Force
Forces and Motion

Stories about falling

Classroom Activity for 5-11 Supporting Physics Teaching

What the Activity is for

What causes a fall? What can change how a fall happens?

The purpose of this activity is to begin to ascribe changes in a fall to the forces acting on the object. The forces are identified by hunting down interactions between the object and its environment. Initially we suggest producing two parallel descriptions: one about the forces and one about the speeds or velocities.

What to Prepare

  • a frame on which to describe the fall
  • real objects to walk through a fall

What Happens During this Activity

Drop something (choose something interesting, that will not break when it hits the floor). Then walk through the fall very slowly.

Ask for each of three or four stages:

Teacher: What is happening to the movement of (this falling thing) just here?

The three or four stages should be chosen wisely. We'd suggest:

  1. just as you release the object
  2. a short while after the object is released
  3. just before the object hits the floor
  4. as the object hits the floor

For each of the falls, we suggest completing a number of different descriptions – written, a cartoon drawing, a simplified diagram with arrows. For each kind of description, we'd suggest trying to draw out the difference between the descriptions of the motion and the causes the motion (that is between the forces and the speeds or velocities). Two parallel frames are useful here.

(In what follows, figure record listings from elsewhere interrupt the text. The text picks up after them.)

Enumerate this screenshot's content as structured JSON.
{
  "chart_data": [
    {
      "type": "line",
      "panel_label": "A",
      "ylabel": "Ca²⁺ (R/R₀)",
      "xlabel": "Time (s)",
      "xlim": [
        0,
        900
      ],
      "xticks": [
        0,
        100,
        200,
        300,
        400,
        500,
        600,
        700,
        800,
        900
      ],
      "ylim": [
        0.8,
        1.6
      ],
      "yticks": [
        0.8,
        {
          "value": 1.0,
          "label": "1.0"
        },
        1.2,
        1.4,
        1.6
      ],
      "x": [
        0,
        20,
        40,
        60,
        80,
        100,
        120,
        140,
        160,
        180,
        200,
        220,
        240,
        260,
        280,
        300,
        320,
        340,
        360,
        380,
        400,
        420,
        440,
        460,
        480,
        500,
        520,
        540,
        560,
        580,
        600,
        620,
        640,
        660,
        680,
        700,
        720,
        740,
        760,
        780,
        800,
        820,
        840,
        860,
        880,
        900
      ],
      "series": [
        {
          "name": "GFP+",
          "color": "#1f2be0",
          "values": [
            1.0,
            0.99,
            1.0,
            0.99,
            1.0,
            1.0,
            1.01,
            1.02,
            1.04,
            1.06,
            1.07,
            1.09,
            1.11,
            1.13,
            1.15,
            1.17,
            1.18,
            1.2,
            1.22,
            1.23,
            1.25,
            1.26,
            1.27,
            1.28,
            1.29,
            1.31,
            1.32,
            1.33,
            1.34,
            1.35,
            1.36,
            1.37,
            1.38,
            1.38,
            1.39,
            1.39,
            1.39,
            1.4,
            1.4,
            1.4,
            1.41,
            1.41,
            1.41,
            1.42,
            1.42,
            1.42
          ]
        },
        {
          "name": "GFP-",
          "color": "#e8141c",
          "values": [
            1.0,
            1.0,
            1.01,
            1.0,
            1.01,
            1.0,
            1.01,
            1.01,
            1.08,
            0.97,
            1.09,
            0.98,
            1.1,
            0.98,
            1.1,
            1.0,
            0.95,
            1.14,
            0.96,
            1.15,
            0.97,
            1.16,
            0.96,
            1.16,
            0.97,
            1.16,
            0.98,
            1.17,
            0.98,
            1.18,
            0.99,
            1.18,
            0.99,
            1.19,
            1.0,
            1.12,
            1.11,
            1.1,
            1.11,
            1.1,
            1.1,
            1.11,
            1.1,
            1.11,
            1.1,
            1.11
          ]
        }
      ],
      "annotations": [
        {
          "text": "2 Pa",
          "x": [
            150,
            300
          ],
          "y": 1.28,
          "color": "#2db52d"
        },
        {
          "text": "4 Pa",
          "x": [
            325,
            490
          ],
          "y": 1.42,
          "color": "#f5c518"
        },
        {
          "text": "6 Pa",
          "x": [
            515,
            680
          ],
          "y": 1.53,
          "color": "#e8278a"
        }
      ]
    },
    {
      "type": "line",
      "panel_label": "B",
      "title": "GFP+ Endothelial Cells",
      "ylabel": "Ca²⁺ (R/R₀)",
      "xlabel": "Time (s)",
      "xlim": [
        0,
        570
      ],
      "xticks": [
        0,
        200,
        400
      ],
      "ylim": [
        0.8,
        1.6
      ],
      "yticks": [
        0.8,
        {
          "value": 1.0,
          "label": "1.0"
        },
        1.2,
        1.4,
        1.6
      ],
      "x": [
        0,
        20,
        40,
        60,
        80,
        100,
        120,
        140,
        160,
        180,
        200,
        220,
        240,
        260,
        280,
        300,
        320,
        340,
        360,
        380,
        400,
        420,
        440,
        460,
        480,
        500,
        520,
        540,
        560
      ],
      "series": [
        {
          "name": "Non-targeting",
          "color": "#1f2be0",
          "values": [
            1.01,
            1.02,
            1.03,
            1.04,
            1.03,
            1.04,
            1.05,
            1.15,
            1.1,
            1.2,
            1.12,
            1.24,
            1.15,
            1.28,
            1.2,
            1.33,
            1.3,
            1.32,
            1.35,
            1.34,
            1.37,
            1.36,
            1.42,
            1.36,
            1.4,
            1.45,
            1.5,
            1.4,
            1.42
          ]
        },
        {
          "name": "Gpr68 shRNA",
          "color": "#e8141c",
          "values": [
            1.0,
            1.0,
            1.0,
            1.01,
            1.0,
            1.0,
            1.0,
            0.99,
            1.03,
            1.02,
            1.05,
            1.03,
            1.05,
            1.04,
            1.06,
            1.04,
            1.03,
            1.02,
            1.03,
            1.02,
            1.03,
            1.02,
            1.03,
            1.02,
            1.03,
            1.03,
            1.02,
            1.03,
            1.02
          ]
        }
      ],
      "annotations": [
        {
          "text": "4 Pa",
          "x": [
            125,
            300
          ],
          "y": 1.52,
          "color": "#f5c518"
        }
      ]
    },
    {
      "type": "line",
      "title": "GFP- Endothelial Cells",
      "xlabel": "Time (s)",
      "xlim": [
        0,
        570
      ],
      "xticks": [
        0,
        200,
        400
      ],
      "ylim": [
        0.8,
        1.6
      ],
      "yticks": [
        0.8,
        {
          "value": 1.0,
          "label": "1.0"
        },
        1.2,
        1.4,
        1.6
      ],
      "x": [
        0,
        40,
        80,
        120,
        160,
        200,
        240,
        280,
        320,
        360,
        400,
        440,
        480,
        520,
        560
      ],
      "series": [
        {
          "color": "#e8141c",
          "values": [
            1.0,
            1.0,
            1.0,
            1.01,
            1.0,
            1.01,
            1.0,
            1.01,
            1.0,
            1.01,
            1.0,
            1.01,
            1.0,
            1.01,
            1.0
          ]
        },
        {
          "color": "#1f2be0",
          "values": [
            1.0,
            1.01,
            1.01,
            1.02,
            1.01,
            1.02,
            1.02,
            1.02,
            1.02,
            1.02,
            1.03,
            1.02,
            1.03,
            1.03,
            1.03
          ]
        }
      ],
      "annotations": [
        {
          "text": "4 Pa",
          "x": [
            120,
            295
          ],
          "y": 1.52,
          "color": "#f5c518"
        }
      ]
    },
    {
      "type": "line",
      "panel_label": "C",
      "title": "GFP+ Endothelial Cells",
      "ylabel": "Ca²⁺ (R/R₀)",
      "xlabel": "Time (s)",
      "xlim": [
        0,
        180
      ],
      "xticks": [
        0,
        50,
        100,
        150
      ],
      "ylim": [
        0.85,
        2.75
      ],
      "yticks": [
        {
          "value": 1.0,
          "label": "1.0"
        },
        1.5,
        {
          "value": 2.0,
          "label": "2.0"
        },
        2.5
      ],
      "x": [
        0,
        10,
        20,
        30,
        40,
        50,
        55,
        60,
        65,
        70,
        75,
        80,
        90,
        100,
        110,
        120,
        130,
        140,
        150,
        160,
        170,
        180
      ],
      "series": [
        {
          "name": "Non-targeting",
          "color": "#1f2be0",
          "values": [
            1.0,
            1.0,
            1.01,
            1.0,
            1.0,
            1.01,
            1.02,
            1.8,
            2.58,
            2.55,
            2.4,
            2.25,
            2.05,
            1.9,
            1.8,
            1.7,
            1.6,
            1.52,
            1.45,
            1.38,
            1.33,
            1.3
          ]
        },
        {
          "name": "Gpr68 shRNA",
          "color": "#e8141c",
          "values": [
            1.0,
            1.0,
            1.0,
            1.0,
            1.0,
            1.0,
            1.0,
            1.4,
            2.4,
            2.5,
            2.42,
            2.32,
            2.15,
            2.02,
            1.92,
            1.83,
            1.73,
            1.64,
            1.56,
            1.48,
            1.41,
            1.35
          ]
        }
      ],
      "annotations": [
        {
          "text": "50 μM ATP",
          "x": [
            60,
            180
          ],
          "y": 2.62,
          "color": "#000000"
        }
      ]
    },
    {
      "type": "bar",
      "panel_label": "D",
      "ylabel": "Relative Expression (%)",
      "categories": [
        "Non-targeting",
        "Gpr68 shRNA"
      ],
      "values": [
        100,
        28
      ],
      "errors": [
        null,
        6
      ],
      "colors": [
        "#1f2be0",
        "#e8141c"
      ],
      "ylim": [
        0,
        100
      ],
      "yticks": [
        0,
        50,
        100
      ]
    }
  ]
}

You might extend this activity by selecting a number of objects which vary in the way they travel through the air, such as:

  • a soft toy
  • a small stone
  • a feather
  • a sheet of paper
  • a screwed up ball of paper

Alternatively you might provide each of a number of small groups with a pair of dissimilar objects, and a printed copy of the frame. Each group should walk through the fall of both of their objects and agree on descriptions to write on the frame (a shared frame, A3 or larger, helps to promote discussion). The faster-moving groups could the encouraged to compare and contrast the two falls and their descriptions of these falls.